Money is not wealth.
Bank credit is not wealth.
Wealth is what you can buy with money or bank credit - goods and services. If this isn't immediately clear, imagine a country called Somewhereia which has a population of 10, and produces exactly two things: flour (1000kg/year) and cheese (100kg/year). (The staple diet of Somewhereia is cheese pies). There are 1000 shillings of money in Somewhereia - some in the Bank of Somewhereia and some in cash.
Somewhereia is a dictatorship. The dictator of Somewhereia decides one day that he wants everyone to be richer. So he decrees on the first day of 2010 that the BoS and the retail banks double the deposits in each bank account, and that anyone presenting a bank note or coin printed or minted before 2010 at the BoS can exchange it for two new ones dated 2010, each for the same number of shillings as the original.
Is Somewhereia now wealthier? Clearly not. All that's happened is that a shilling dated from 2010 onwards is worth half a shilling from a date up to 2009. Everyone can buy exactly the same quantity of goods and services as before. If anything, the situation is a bit worse, because people had to put in effort to modify bank balances and take money to the BoS to exchange, when they could have spent that time and effort producing flour and cheese so that they could consume more cheese pies.

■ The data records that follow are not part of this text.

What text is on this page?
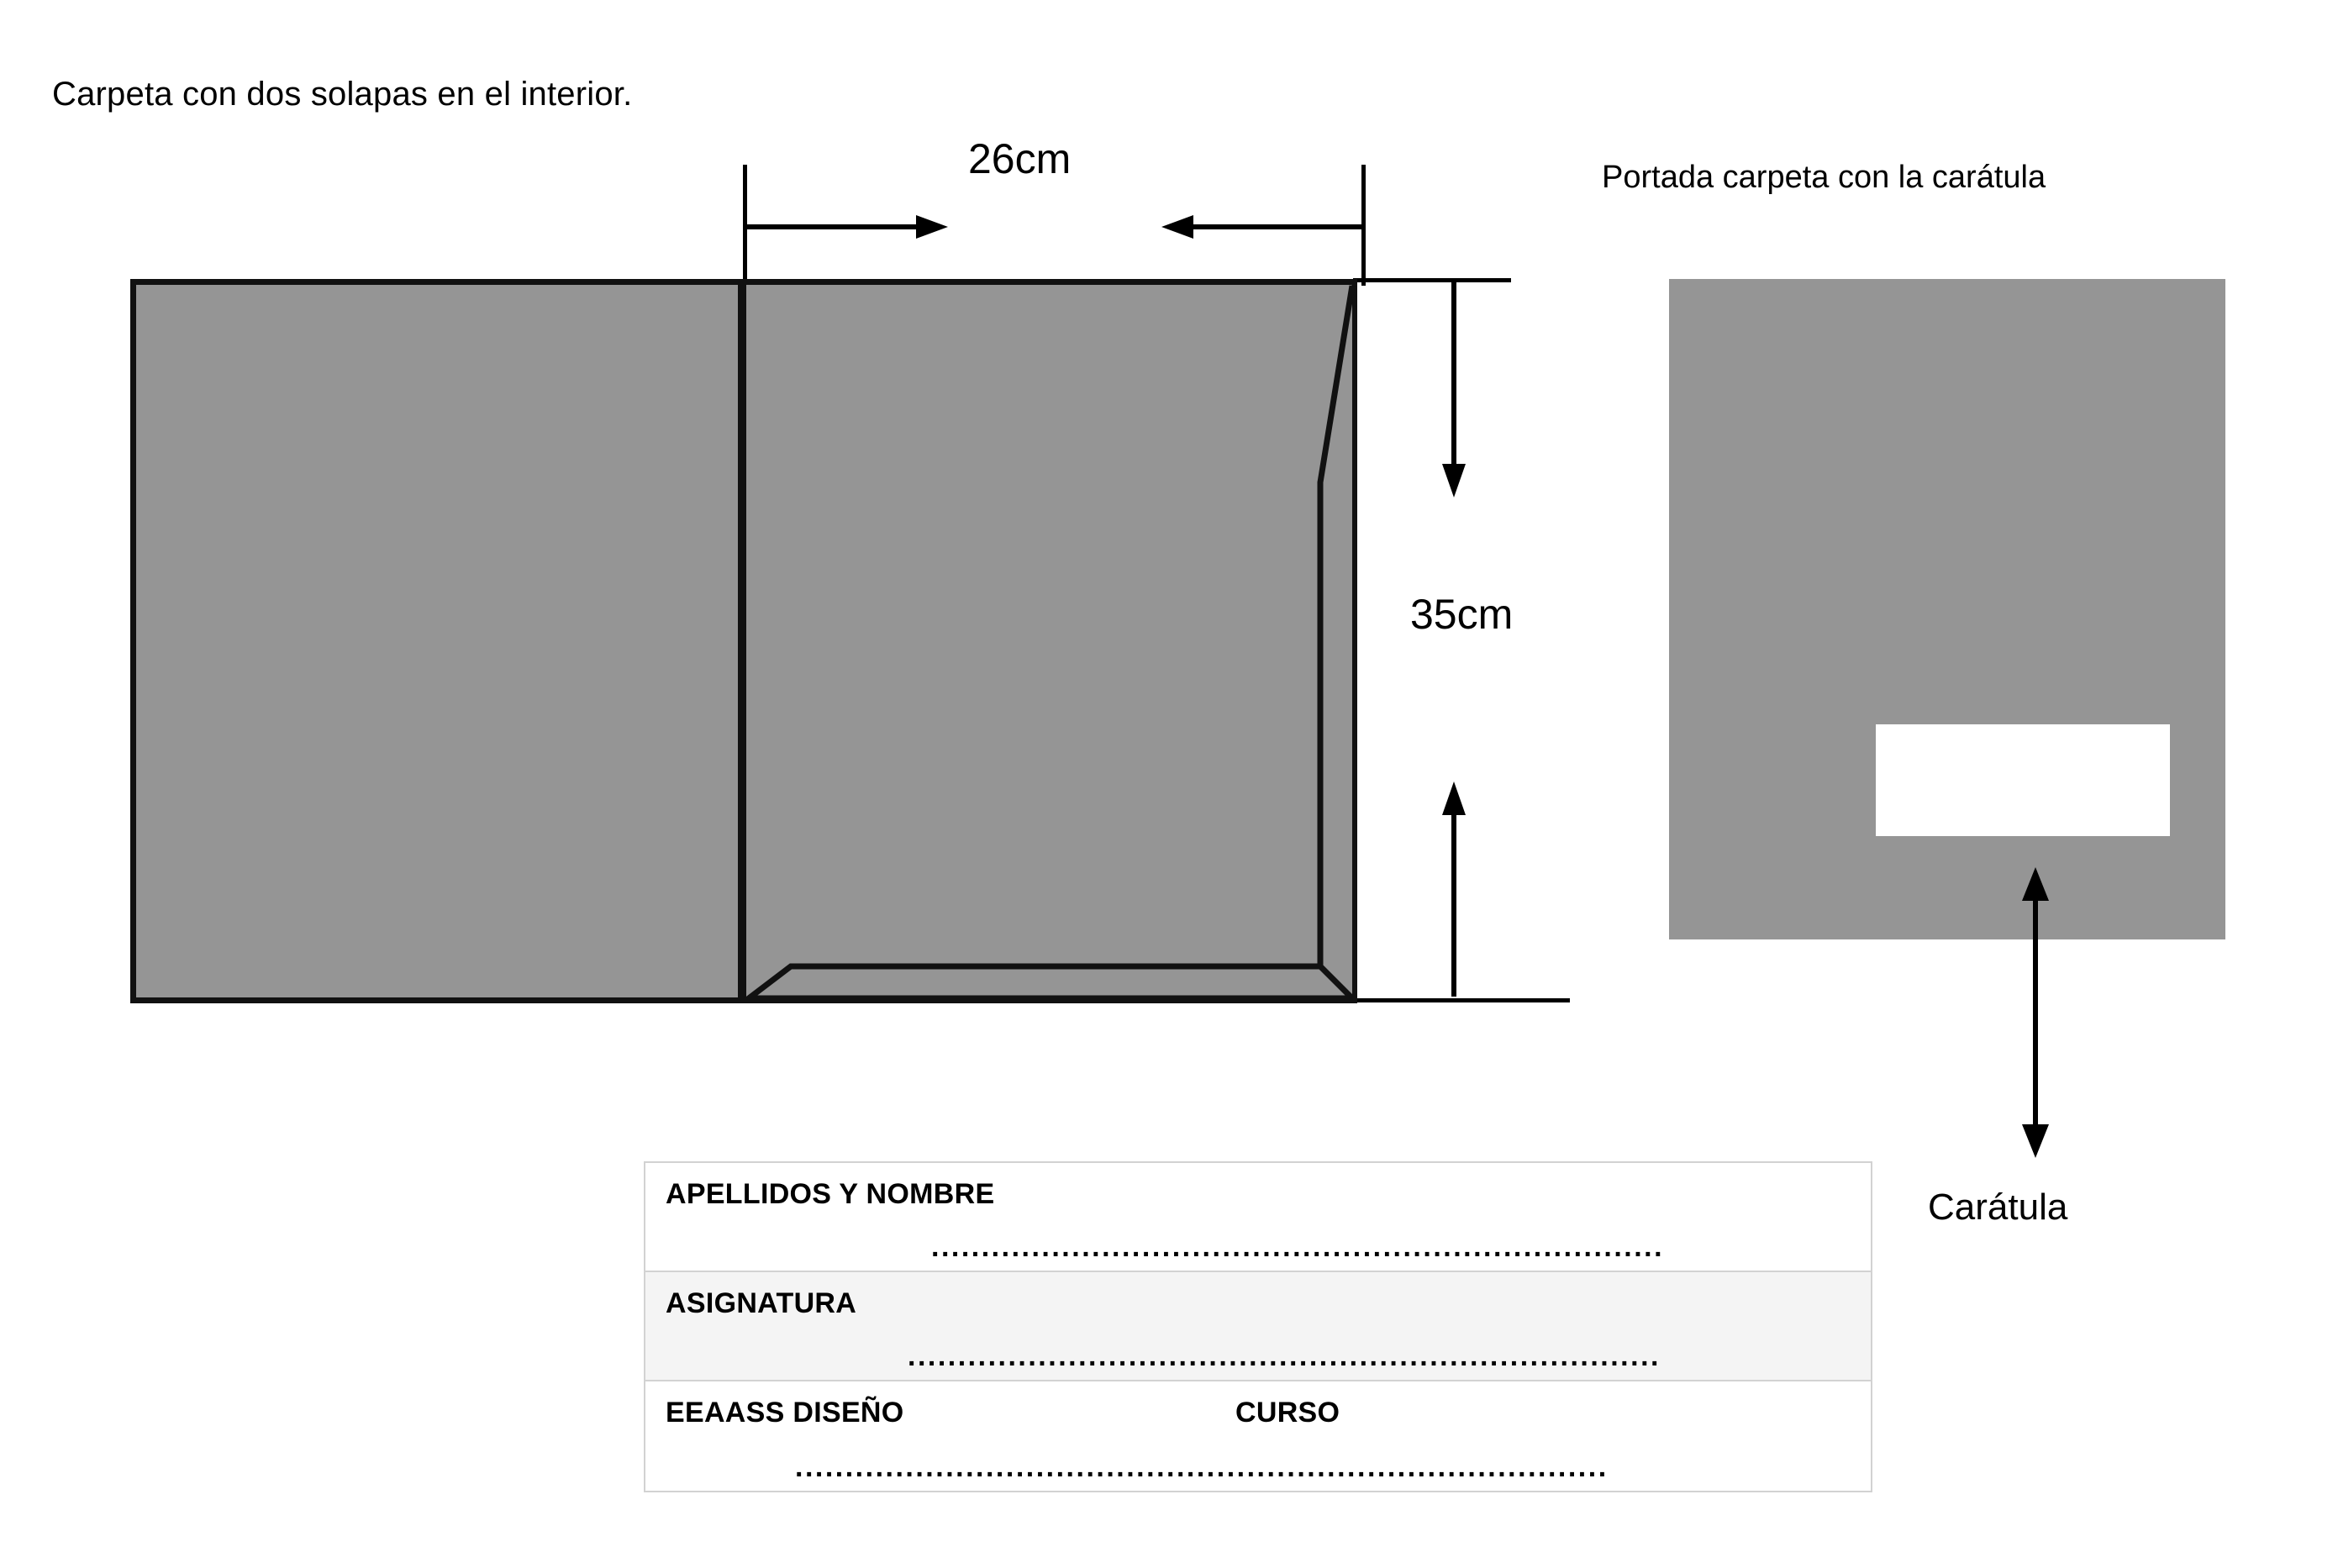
Carpeta con dos solapas en el interior.
26cm
35cm
Portada carpeta con la carátula
Carátula
APELLIDOS Y NOMBRE
.........................................................................
ASIGNATURA
...........................................................................
EEAASS DISEÑO	CURSO
.................................................................................
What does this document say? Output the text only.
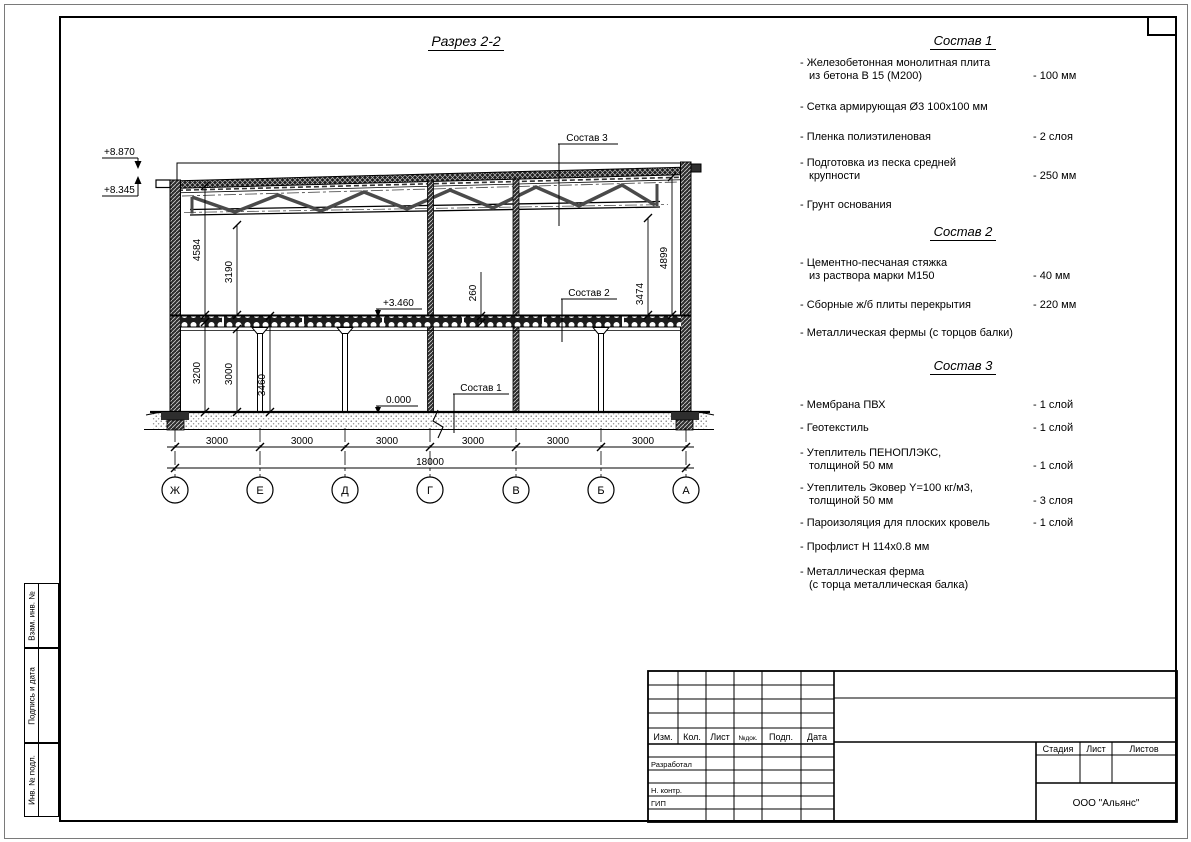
Взам. инв. №
Подпись и дата
Инв. № подл.
Разрез 2-2	Состав 1
- Железобетонная монолитная плита
из бетона В 15 (М200)	- 100 мм
- Сетка армирующая Ø3 100х100 мм
- Пленка полиэтиленовая	- 2 слоя
- Подготовка из песка средней
крупности	- 250 мм
- Грунт основания
Состав 2
- Цементно-песчаная стяжка
из раствора марки М150	- 40 мм
- Сборные ж/б плиты перекрытия	- 220 мм
- Металлическая фермы (с торцов балки)
Состав 3
- Мембрана ПВХ	- 1 слой
- Геотекстиль	- 1 слой
- Утеплитель ПЕНОПЛЭКС,
толщиной 50 мм	- 1 слой
- Утеплитель Эковер Y=100 кг/м3,
толщиной 50 мм	- 3 слоя
- Пароизоляция для плоских кровель	- 1 слой
- Профлист Н 114х0.8 мм
- Металлическая ферма
(с торца металлическая балка)
+8.870
+8.345
+3.460
0.000
Состав 3
Состав 2
Состав 1
4584
3190
3200 3000 3460
260	3474
4899
3000	3000	3000	3000	3000	3000
18000
Ж	Е	Д	Г	В	Б	А
Изм. Кол. Лист №док. Подп. Дата
Разработал
Н. контр.
ГИП
Стадия Лист	Листов
ООО "Альянс"
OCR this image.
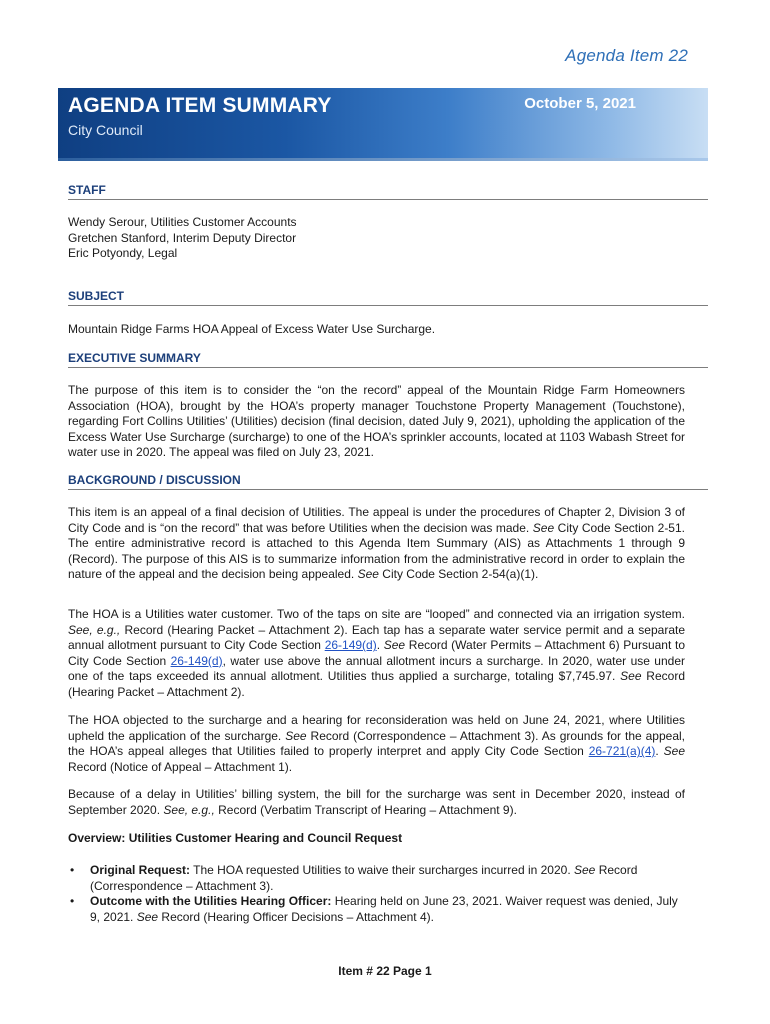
Agenda Item 22
AGENDA ITEM SUMMARY
City Council
October 5, 2021
STAFF
Wendy Serour, Utilities Customer Accounts
Gretchen Stanford, Interim Deputy Director
Eric Potyondy, Legal
SUBJECT
Mountain Ridge Farms HOA Appeal of Excess Water Use Surcharge.
EXECUTIVE SUMMARY
The purpose of this item is to consider the “on the record” appeal of the Mountain Ridge Farm Homeowners Association (HOA), brought by the HOA’s property manager Touchstone Property Management (Touchstone), regarding Fort Collins Utilities’ (Utilities) decision (final decision, dated July 9, 2021), upholding the application of the Excess Water Use Surcharge (surcharge) to one of the HOA’s sprinkler accounts, located at 1103 Wabash Street for water use in 2020. The appeal was filed on July 23, 2021.
BACKGROUND / DISCUSSION
This item is an appeal of a final decision of Utilities. The appeal is under the procedures of Chapter 2, Division 3 of City Code and is “on the record” that was before Utilities when the decision was made. See City Code Section 2-51. The entire administrative record is attached to this Agenda Item Summary (AIS) as Attachments 1 through 9 (Record). The purpose of this AIS is to summarize information from the administrative record in order to explain the nature of the appeal and the decision being appealed. See City Code Section 2-54(a)(1).
The HOA is a Utilities water customer. Two of the taps on site are “looped” and connected via an irrigation system. See, e.g., Record (Hearing Packet – Attachment 2). Each tap has a separate water service permit and a separate annual allotment pursuant to City Code Section 26-149(d). See Record (Water Permits – Attachment 6) Pursuant to City Code Section 26-149(d), water use above the annual allotment incurs a surcharge. In 2020, water use under one of the taps exceeded its annual allotment. Utilities thus applied a surcharge, totaling $7,745.97. See Record (Hearing Packet – Attachment 2).
The HOA objected to the surcharge and a hearing for reconsideration was held on June 24, 2021, where Utilities upheld the application of the surcharge. See Record (Correspondence – Attachment 3). As grounds for the appeal, the HOA’s appeal alleges that Utilities failed to properly interpret and apply City Code Section 26-721(a)(4). See Record (Notice of Appeal – Attachment 1).
Because of a delay in Utilities’ billing system, the bill for the surcharge was sent in December 2020, instead of September 2020. See, e.g., Record (Verbatim Transcript of Hearing – Attachment 9).
Overview: Utilities Customer Hearing and Council Request
• Original Request: The HOA requested Utilities to waive their surcharges incurred in 2020. See Record (Correspondence – Attachment 3).
• Outcome with the Utilities Hearing Officer: Hearing held on June 23, 2021. Waiver request was denied, July 9, 2021. See Record (Hearing Officer Decisions – Attachment 4).
Item # 22 Page 1
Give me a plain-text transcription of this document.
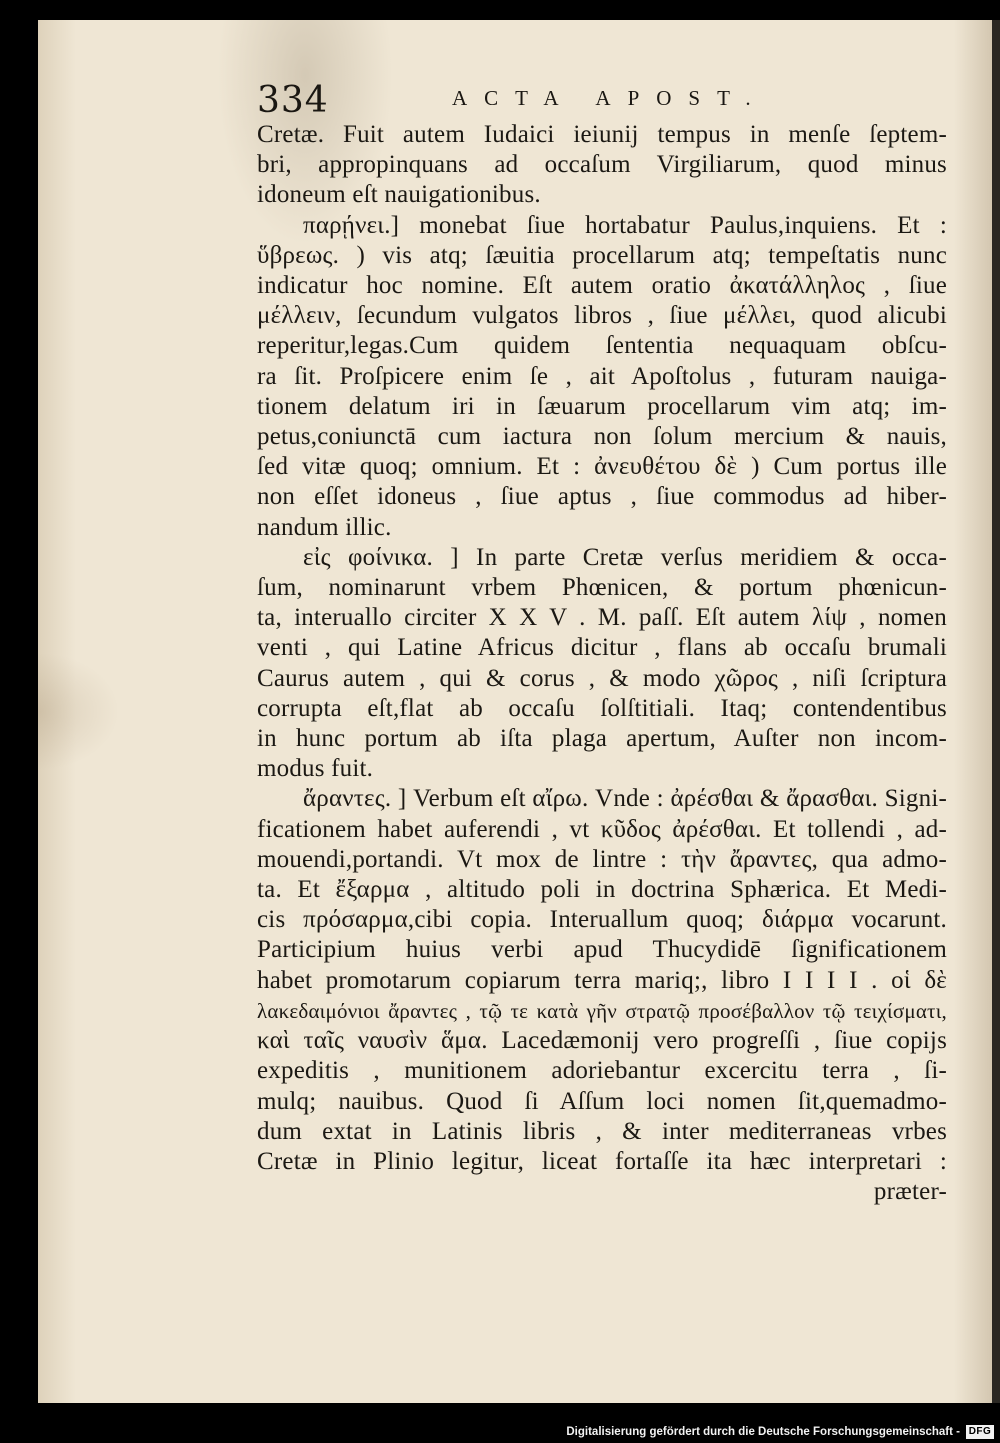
334	ACTA APOST.
Cretæ. Fuit autem Iudaici ieiunij tempus in menſe ſeptem-
bri, appropinquans ad occaſum Virgiliarum, quod minus
idoneum eſt nauigationibus.
παρῄνει.] monebat ſiue hortabatur Paulus,inquiens. Et :
ὕβρεως. ) vis atq; ſæuitia procellarum atq; tempeſtatis nunc
indicatur hoc nomine. Eſt autem oratio ἀκατάλληλος , ſiue
μέλλειν, ſecundum vulgatos libros , ſiue μέλλει, quod alicubi
reperitur,legas.Cum quidem ſententia nequaquam obſcu-
ra ſit. Proſpicere enim ſe , ait Apoſtolus , futuram nauiga-
tionem delatum iri in ſæuarum procellarum vim atq; im-
petus,coniunctā cum iactura non ſolum mercium & nauis,
ſed vitæ quoq; omnium. Et : ἀνευθέτου δὲ ) Cum portus ille
non eſſet idoneus , ſiue aptus , ſiue commodus ad hiber-
nandum illic.
εἰς φοίνικα. ] In parte Cretæ verſus meridiem & occa-
ſum, nominarunt vrbem Phœnicen, & portum phœnicun-
ta, interuallo circiter X X V . M. paſſ. Eſt autem λίψ , nomen
venti , qui Latine Africus dicitur , flans ab occaſu brumali
Caurus autem , qui & corus , & modo χῶρος , niſi ſcriptura
corrupta eſt,flat ab occaſu ſolſtitiali. Itaq; contendentibus
in hunc portum ab iſta plaga apertum, Auſter non incom-
modus fuit.
ἄραντες. ] Verbum eſt αἴρω. Vnde : ἀρέσθαι & ἄρασθαι. Signi-
ficationem habet auferendi , vt κῦδος ἀρέσθαι. Et tollendi , ad-
mouendi,portandi. Vt mox de lintre : τὴν ἄραντες, qua admo-
ta. Et ἔξαρμα , altitudo poli in doctrina Sphærica. Et Medi-
cis πρόσαρμα,cibi copia. Interuallum quoq; διάρμα vocarunt.
Participium huius verbi apud Thucydidē ſignificationem
habet promotarum copiarum terra mariq;, libro I I I I . οἱ δὲ
λακεδαιμόνιοι ἄραντες , τῷ τε κατὰ γῆν στρατῷ προσέβαλλον τῷ τειχίσματι,
καὶ ταῖς ναυσὶν ἅμα. Lacedæmonij vero progreſſi , ſiue copijs
expeditis , munitionem adoriebantur excercitu terra , ſi-
mulq; nauibus. Quod ſi Aſſum loci nomen ſit,quemadmo-
dum extat in Latinis libris , & inter mediterraneas vrbes
Cretæ in Plinio legitur, liceat fortaſſe ita hæc interpretari :
præter-
Digitalisierung gefördert durch die Deutsche Forschungsgemeinschaft - DFG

Wealth is generated when people produce more goods and services (that people wish to consume). For example, if everyone in Somewhereia works for 9 hours per day instead of 8, they can produce 12.5% more cheese and flour (assuming that the raw materials are plentiful), and so consume 12.5% more cheese pies. Or if someone manages to find a way to waste less flour when producing it, say by pouring it into bags through a funnel instead of just tipping it straight from a large sack, then there is more flour to go round and overall the people of Somewhereia are better off.
It all goes back to the axiom that in order for something to be consumed, it must first be produced, as discussed in an earlier post.